Handling Imbalanced Data: The target variable, dyslipidemia, was initially imbalanced, with fewer cases of the condition compared to non-cases. We addressed this imbalance using SMOTE (Synthetic Minority Over-sampling Technique), which oversamples the minority class (dyslipidemia cases).
Feature Selection: Medical and lifestyle features deemed most relevant for prediction were selected for use in both machine learning and deep learning models.
- Machine Learning Models:
Several machine learning models were applied to predict dyslipidemia, with a special focus on maximizing recall to reduce false negatives. XGBoost and CatBoost were among the key models tested.
Key steps:
Grid Search: We performed hyperparameter tuning using GridSearchCV to optimize each model's performance.
Evaluation Metrics:
Recall: As the critical metric, both training recall and validation recall were used to measure how well the model identified dyslipidemia cases. Accuracy, F1-score, Precision: These metrics were also tracked, but the model selection was based primarily on recall.
Model Results:
XGBoost: Provided the best recall, minimizing false negatives and achieving optimal results for identifying dyslipidemia cases.

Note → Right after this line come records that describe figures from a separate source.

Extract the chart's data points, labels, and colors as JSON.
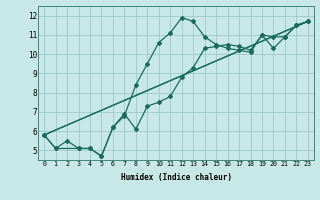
{
  "xlabel": "Humidex (Indice chaleur)",
  "background_color": "#c8e8e8",
  "grid_color": "#a0c8c8",
  "line_color": "#1a6b5a",
  "xlim": [
    -0.5,
    23.5
  ],
  "ylim": [
    4.5,
    12.5
  ],
  "xticks": [
    0,
    1,
    2,
    3,
    4,
    5,
    6,
    7,
    8,
    9,
    10,
    11,
    12,
    13,
    14,
    15,
    16,
    17,
    18,
    19,
    20,
    21,
    22,
    23
  ],
  "yticks": [
    5,
    6,
    7,
    8,
    9,
    10,
    11,
    12
  ],
  "line1_x": [
    0,
    1,
    2,
    3,
    4,
    5,
    6,
    7,
    8,
    9,
    10,
    11,
    12,
    13,
    14,
    15,
    16,
    17,
    18,
    19,
    20,
    21,
    22,
    23
  ],
  "line1_y": [
    5.8,
    5.1,
    5.5,
    5.1,
    5.1,
    4.7,
    6.2,
    6.8,
    8.4,
    9.5,
    10.6,
    11.1,
    11.9,
    11.7,
    10.9,
    10.5,
    10.3,
    10.2,
    10.1,
    11.0,
    10.9,
    10.9,
    11.5,
    11.7
  ],
  "line2_x": [
    0,
    1,
    3,
    4,
    5,
    6,
    7,
    8,
    9,
    10,
    11,
    12,
    13,
    14,
    15,
    16,
    17,
    18,
    19,
    20,
    21,
    22,
    23
  ],
  "line2_y": [
    5.8,
    5.1,
    5.1,
    5.1,
    4.7,
    6.2,
    6.9,
    6.1,
    7.3,
    7.5,
    7.8,
    8.8,
    9.3,
    10.3,
    10.4,
    10.5,
    10.4,
    10.2,
    11.0,
    10.3,
    10.9,
    11.5,
    11.7
  ],
  "line3_x": [
    0,
    23
  ],
  "line3_y": [
    5.8,
    11.7
  ],
  "line4_x": [
    0,
    23
  ],
  "line4_y": [
    5.8,
    11.7
  ]
}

CatBoost: Offered competitive performance but with slightly lower recall in validation.
- Deep Learning Models: We also implemented a deep learning approach using a Convolutional Neural Network (CNN) to handle the complexity of the data and extract patterns.
Key steps:
Model Architecture: The CNN model consisted of multiple convolutional layers, followed by fully connected layers and a final sigmoid activation for binary classification (predicting dyslipidemia presence).
Early Stopping: To avoid overfitting, we used early stopping with patience to monitor validation loss.
Dropout Layers: Dropout was incorporated to further prevent overfitting, allowing the model to generalize better to unseen data.
Evaluation:
Recall and Precision: As with the machine learning models, recall was the most important metric for evaluation. The model was designed to minimize false negatives, ensuring that most dyslipidemia cases were identified.
Validation and Confusion Matrix: The confusion matrix and classification report were used to analyze the performance of the model on validation data, confirming that it was able to maintain a good balance between recall and precision.
- Model Evaluation and Results: Across all models, the recall metric was the primary focus, particularly on the validation data, to ensure the model would perform well in real-world settings and avoid missing dyslipidemia cases. Both machine learning and deep learning models performed well, with XGBoost offering the best balance between accuracy and recall.
Overfitting Prevention:
Cross-Validation: All models were evaluated using cross-validation to prevent overfitting.
Regularization: Models were regularized using appropriate techniques to control for complexity and ensure robustness.
Dropout Layers in DL: This helped the deep learning model generalize better.
Conclusion: This project effectively demonstrates how machine learning and deep learning techniques can be applied to predict dyslipidemia, with a specific focus on maximizing recall and minimizing false negatives. The combination of careful data preprocessing, feature engineering, and model selection ensures that the models not only perform well on training data but also generalize to new, unseen data.
This project shows promise in providing a scalable solution for early detection of dyslipidemia, potentially improving patient outcomes and helping prevent severe cardiovascular diseases.